Ein gutes Jahr reist Sören Kittel durch Südkorea. Das Ergebnis ist der 2016 erschienene Reisebericht „An guten Tagen siehst du den Norden“, der zu den aktuellsten deutschsprachigen Büchern über Korea gehört. Ein Gespräch über „Han“, das Verständnis des Fremden und koreanisches Machertum.
Herr Kittel: Warum ein Buch über Korea?
Ich bin zum Glück angesprochen worden, ob ich das Buch machen will. Ich war zunächst mit dem Stipendium der Internationalen Journalisten-Programme hier, die jedes Jahr vier Journalisten nach Asien schicken und vier aus Asien empfangen. Ich entschied mich dann für Korea und hatte gegen Ende der Zeit noch einmal die Gelegenheit, nach Nordkorea zu kommen. Als Ergebnis habe ich dann ein Dossier für die „Welt“ geschrieben, für das ich den Meridian-Journalistenpreis für Reisejournalisten bekam. Und dann rief mich der DuMont-Verlag an, ob ich nicht ein Buch machen will.
In Ihrem Buch zieht sich das Konzept des „Han“ wie ein roter Faden durch das Buch. „Eine Form der universellen Traurigkeit, die sich nie auflöst“, so wird es beschrieben. Was war der Anlass dafür?

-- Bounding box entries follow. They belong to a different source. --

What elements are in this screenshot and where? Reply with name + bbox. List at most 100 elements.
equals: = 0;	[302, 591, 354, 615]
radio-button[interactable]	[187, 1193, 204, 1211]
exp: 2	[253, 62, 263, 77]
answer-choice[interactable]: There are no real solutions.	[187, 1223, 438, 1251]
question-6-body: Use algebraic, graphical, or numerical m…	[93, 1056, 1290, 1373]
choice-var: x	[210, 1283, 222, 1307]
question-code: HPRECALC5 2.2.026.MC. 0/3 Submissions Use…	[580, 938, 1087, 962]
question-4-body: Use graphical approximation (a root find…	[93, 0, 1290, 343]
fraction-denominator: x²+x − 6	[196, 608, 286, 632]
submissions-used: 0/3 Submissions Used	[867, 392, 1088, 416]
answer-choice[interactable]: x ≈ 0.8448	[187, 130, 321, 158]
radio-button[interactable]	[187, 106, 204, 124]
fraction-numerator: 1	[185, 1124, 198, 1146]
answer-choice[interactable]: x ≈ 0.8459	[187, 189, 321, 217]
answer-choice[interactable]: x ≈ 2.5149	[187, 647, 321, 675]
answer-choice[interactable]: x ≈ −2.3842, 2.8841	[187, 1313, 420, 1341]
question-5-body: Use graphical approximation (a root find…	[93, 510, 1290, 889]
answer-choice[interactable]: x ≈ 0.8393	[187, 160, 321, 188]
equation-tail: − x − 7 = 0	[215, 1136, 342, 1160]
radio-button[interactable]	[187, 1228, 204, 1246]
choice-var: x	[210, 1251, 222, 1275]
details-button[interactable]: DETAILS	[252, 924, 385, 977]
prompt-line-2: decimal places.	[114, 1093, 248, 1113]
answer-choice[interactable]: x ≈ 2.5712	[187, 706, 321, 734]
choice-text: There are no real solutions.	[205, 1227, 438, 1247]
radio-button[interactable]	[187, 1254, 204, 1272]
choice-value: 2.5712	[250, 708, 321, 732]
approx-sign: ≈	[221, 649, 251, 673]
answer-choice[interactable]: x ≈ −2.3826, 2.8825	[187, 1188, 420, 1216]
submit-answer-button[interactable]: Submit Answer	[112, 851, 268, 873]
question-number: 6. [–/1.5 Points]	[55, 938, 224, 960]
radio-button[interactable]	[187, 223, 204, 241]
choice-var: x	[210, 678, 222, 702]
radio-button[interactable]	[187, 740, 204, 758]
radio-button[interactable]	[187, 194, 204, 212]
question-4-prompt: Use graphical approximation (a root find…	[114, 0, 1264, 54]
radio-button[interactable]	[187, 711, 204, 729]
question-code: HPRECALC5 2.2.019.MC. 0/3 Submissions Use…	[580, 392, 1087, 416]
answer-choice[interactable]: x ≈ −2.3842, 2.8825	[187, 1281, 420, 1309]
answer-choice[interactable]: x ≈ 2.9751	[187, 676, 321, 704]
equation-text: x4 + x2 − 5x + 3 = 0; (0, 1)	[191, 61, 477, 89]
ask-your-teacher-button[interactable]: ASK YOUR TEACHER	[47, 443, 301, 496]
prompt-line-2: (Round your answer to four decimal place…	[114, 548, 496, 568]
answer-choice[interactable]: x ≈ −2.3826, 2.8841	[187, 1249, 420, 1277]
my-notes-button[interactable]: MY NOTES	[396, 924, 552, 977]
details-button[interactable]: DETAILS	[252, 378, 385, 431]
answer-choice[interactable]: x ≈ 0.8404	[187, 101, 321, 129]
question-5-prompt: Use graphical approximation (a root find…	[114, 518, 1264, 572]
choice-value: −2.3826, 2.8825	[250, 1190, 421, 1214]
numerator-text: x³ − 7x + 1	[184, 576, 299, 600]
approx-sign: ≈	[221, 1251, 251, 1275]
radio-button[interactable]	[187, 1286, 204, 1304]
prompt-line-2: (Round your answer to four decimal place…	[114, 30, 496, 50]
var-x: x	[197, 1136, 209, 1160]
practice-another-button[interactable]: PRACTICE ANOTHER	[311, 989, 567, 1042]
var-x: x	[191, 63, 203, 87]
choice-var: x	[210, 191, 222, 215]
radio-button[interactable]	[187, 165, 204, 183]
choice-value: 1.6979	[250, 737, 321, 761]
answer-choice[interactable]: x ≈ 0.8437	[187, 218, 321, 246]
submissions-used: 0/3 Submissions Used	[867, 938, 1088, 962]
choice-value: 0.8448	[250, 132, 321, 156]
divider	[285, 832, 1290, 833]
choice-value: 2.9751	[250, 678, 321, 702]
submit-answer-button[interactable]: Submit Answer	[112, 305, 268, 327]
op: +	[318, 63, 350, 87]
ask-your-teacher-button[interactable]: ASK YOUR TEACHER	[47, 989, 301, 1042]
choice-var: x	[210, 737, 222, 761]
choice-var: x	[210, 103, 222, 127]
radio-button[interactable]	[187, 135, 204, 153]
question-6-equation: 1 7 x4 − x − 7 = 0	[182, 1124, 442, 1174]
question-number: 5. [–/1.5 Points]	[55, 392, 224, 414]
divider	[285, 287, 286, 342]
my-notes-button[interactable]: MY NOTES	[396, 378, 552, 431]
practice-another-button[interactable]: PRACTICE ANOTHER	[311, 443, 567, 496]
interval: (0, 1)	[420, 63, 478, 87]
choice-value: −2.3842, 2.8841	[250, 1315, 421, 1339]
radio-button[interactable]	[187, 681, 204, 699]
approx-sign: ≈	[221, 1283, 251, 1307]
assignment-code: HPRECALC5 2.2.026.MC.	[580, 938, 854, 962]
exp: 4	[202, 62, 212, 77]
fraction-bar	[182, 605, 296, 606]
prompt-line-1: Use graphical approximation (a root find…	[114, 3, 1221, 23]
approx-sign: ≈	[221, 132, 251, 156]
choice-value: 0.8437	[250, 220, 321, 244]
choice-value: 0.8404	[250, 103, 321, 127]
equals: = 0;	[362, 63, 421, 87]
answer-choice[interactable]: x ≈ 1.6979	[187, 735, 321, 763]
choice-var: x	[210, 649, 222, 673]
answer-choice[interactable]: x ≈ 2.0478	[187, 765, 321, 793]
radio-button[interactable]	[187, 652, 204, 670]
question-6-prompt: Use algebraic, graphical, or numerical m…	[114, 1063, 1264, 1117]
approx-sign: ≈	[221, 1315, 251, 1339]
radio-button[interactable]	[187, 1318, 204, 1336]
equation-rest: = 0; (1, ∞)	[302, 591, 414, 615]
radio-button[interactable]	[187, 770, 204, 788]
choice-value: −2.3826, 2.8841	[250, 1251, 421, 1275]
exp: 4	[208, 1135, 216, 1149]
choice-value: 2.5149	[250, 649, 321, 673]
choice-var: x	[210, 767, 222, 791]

Gin, ein koreanischer Freund von mir, der inzwischen verstorben ist, erzählte mir als Erstes von diesem unübersetzbaren Begriff. Wenn ich die Menschen heute, zwei Jahre später, auf „Han“ anspreche, sagen mir viele, dass das eine Sache der Vergangenheit ist. Das gebe es nicht mehr so richtig. Aber damals hatten die Menschen alle etwas, das sie damit verbanden. Ich war auch privat in einer traurigen Stimmung, undeine solche Stimmung fällt in Korea einfach auf einen Resonanzboden. Das ist ein Gefühl, das man nicht wegdiskutieren kann. Ich lernte zum Beispiel eine Frau kennen, die mich mit dem Auto mitnahm und mir plötzlich ihr Herz ausschüttete. Sagt, dass sie ihren Mann schon seit Jahren nicht mehr liebe und nur noch wegen der Kinder da sei. „Und wie heißt das bei euch, YOLO? Youonly live once?” Dieses Konzept, dass man manche Dinge einfach mal machen muss, weil man eben nur einmal lebt, das kannte sie nicht. Das hat mich berührt, und deswegen dachte ich, „Han“ könnte eine Art Leitmotiv für das Buch werden.